The primary advantages of this method include its ability to generate stylistically authentic yet novel harmonic progressions, striking a balance between adherence to established jazz conventions and creative exploration. The approach offers a systematic and scalable means of analyzing and synthesizing jazz harmony, making it a valuable tool for both music analysis and generative composition. Additionally, it facilitates the discovery of new harmonic structures that could inspire composers, improvisers, and educators alike.
While our method incorporates well-known statistical tools such as first-order Markov models, we emphasize that the overall generative framework introduced in this work is novel. This includes not only the use of a section chord pattern—a structural representation that defines the number of chords per bar over a fixed-length segment—but also the combination of structural modeling, harmonic transition probabilities, and stylistic constraints to guide the generation of full chord progressions. To the best of our knowledge, this probabilistic integrated approach to jazz chord progression generation has not been previously proposed.

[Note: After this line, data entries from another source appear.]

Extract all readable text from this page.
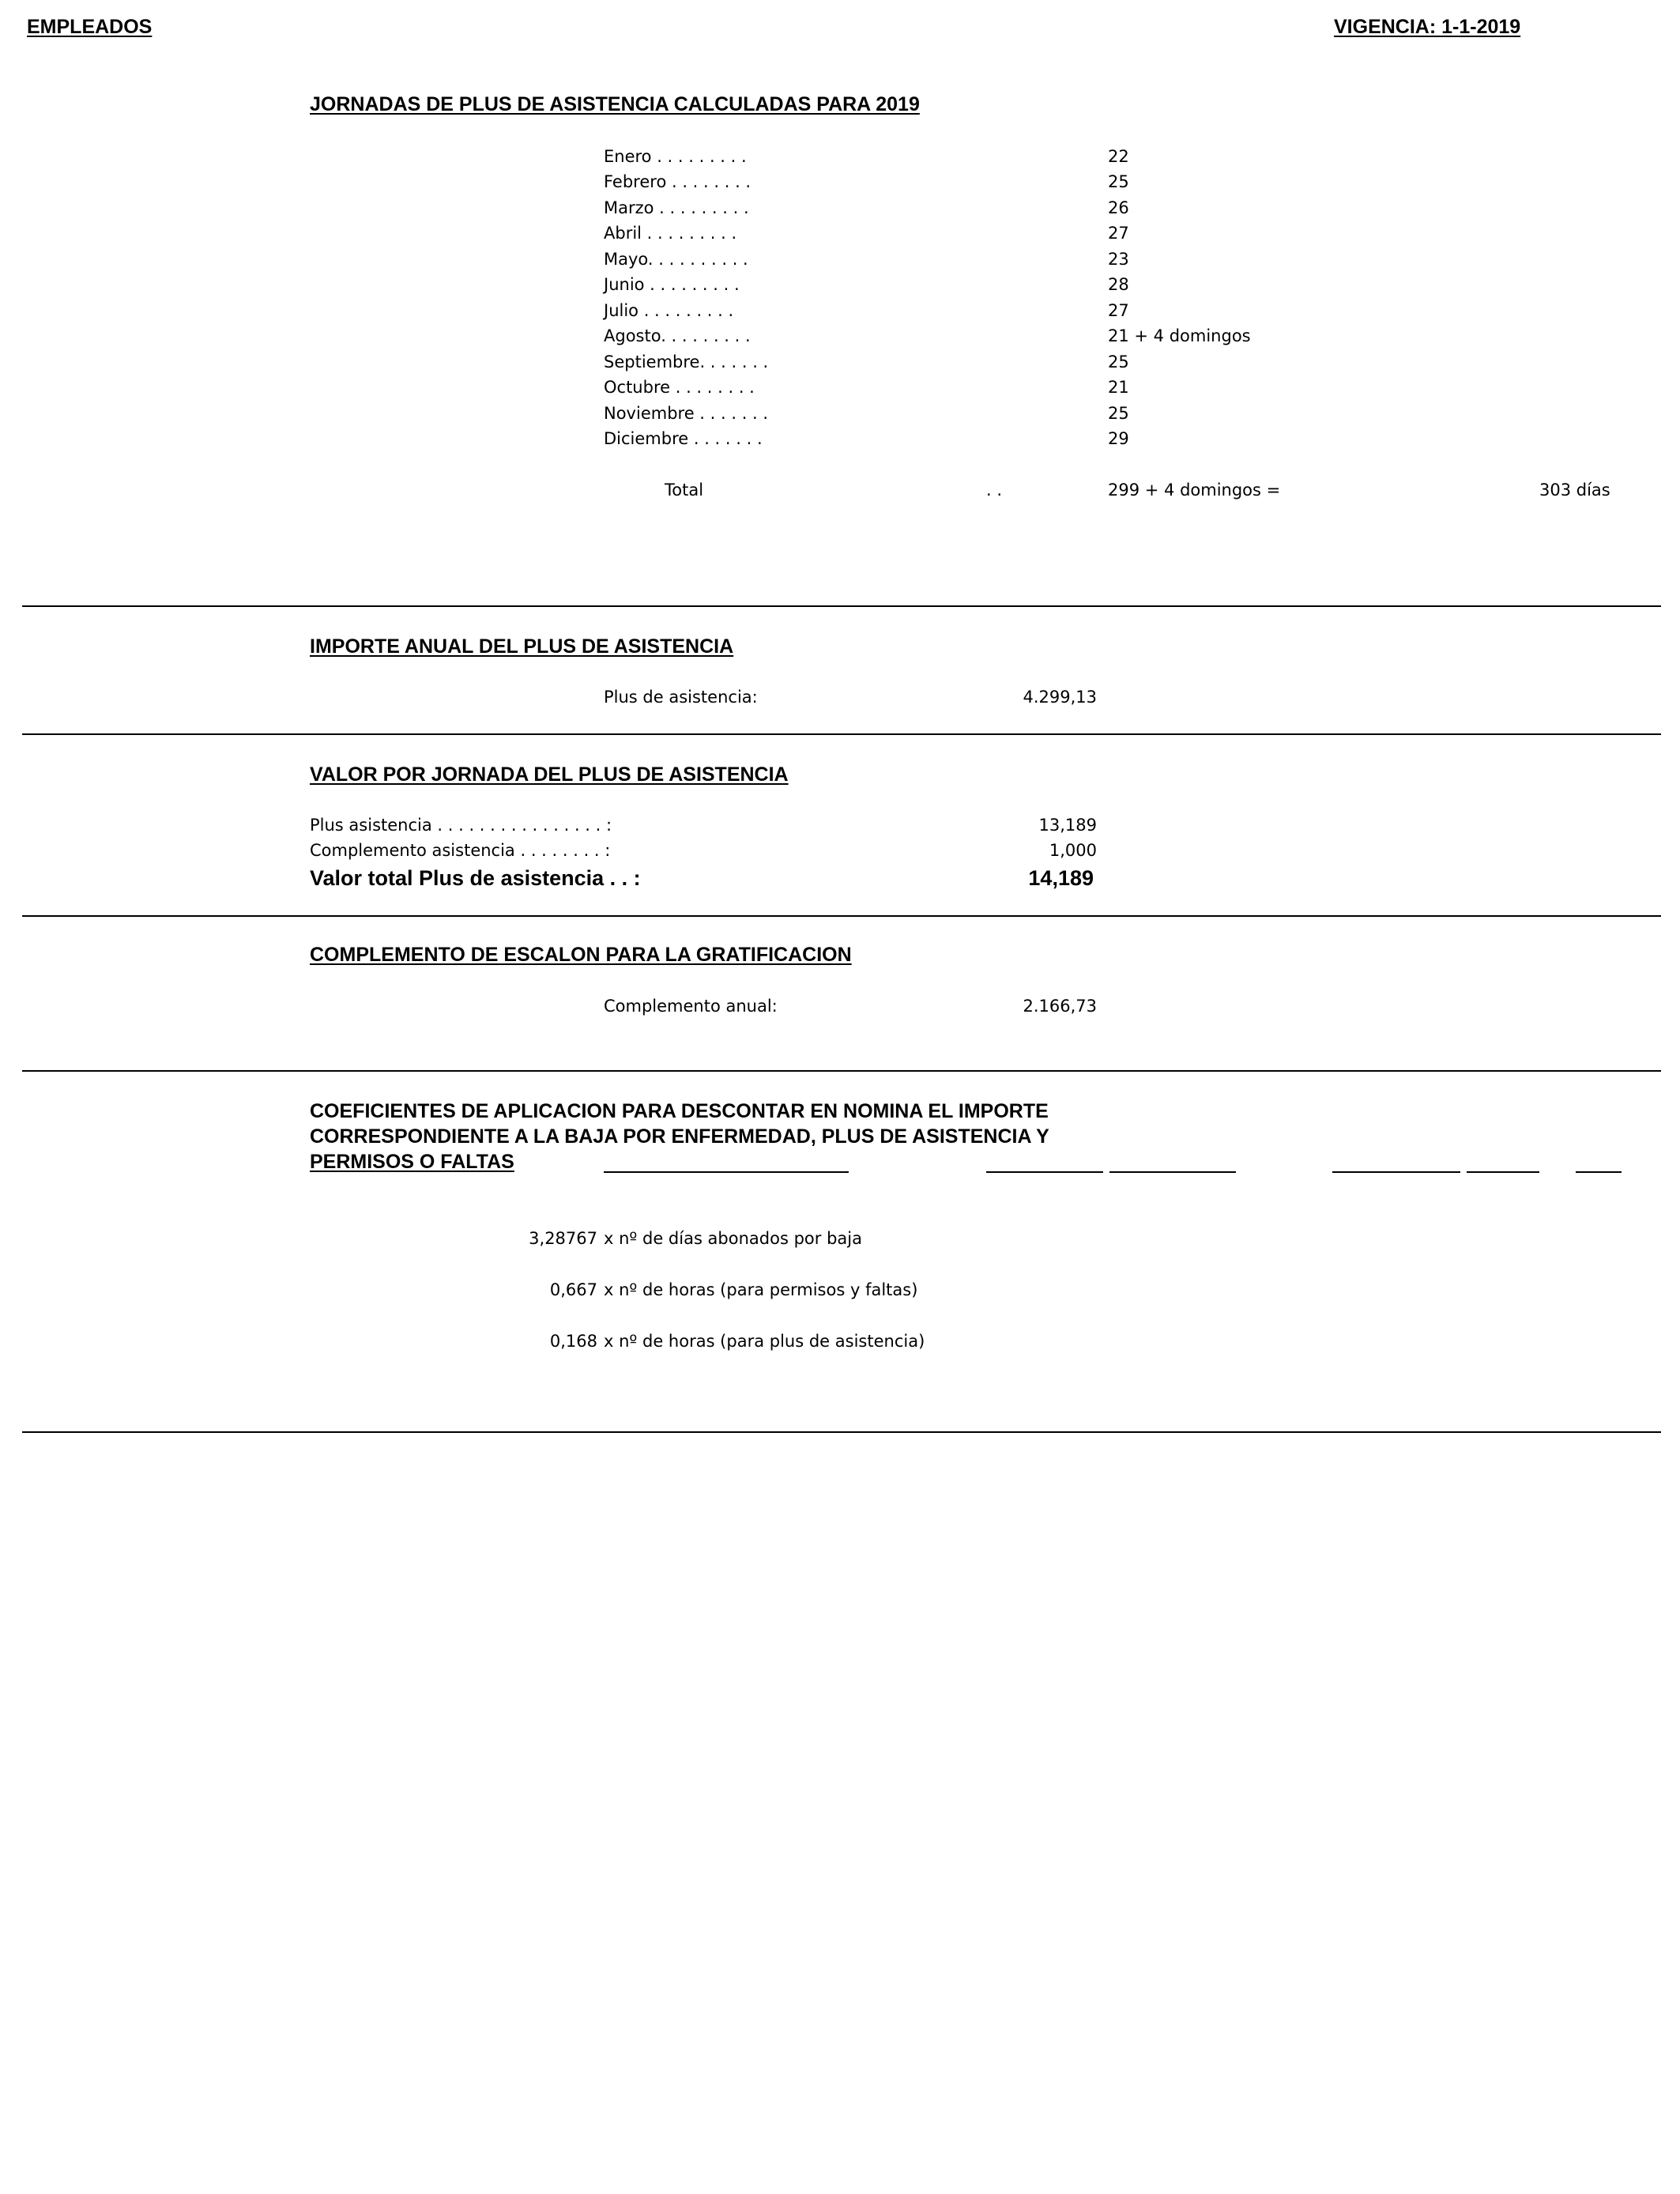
EMPLEADOS	VIGENCIA: 1-1-2019
JORNADAS DE PLUS DE ASISTENCIA CALCULADAS PARA 2019
Enero . . . . . . . . .	22
Febrero . . . . . . . .	25
Marzo . . . . . . . . .	26
Abril . . . . . . . . .	27
Mayo. . . . . . . . . .	23
Junio . . . . . . . . .	28
Julio . . . . . . . . .	27
Agosto. . . . . . . . .	21 + 4 domingos
Septiembre. . . . . . .	25
Octubre . . . . . . . .	21
Noviembre . . . . . . .	25
Diciembre . . . . . . .	29
Total	. .	299 + 4 domingos =	303 días
IMPORTE ANUAL DEL PLUS DE ASISTENCIA
Plus de asistencia:	4.299,13
VALOR POR JORNADA DEL PLUS DE ASISTENCIA
Plus asistencia . . . . . . . . . . . . . . . . :	13,189
Complemento asistencia . . . . . . . . :	1,000
Valor total Plus de asistencia . . :	14,189
COMPLEMENTO DE ESCALON PARA LA GRATIFICACION
Complemento anual:	2.166,73
COEFICIENTES DE APLICACION PARA DESCONTAR EN NOMINA EL IMPORTE
CORRESPONDIENTE A LA BAJA POR ENFERMEDAD, PLUS DE ASISTENCIA Y
PERMISOS O FALTAS
3,28767 x nº de días abonados por baja
0,667 x nº de horas (para permisos y faltas)
0,168 x nº de horas (para plus de asistencia)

The evaluation of the generated dataset highlights the method’s ability to closely align with the statistical characteristics of the original corpus across multiple analytical parameters. This suggests that the approach successfully balances adherence to established jazz conventions while enabling the exploration of novel harmonic possibilities. While the generated results demonstrate significant promise, the findings also reveal opportunities for further refinement, particularly in enhancing the diversity and complexity of harmonic structures.
Despite these advantages, the proposed method has certain limitations. While the statistical framework ensures coherence with established jazz conventions, it does not explicitly model voice leading, instrumentation, or phrasing—crucial elements of jazz performance. Thus, while quantitative evaluation confirms statistical alignment with the corpus, a more comprehensive qualitative assessment involving expert musicians is needed to fully understand the aesthetic and practical implications of the generated progressions.
Future work could focus on expanding the generative framework to incorporate temporal dynamics, inter-sectional relationships, and real-time adaptability, further enriching the creative potential of the system. Additionally, qualitative evaluations involving expert musicians and listeners could provide deeper insights into the aesthetic and practical applications of the generated progressions in modern jazz compositions. This research lays the groundwork for a broader exploration of statistical methods in music generation, opening new avenues for creativity in jazz and beyond.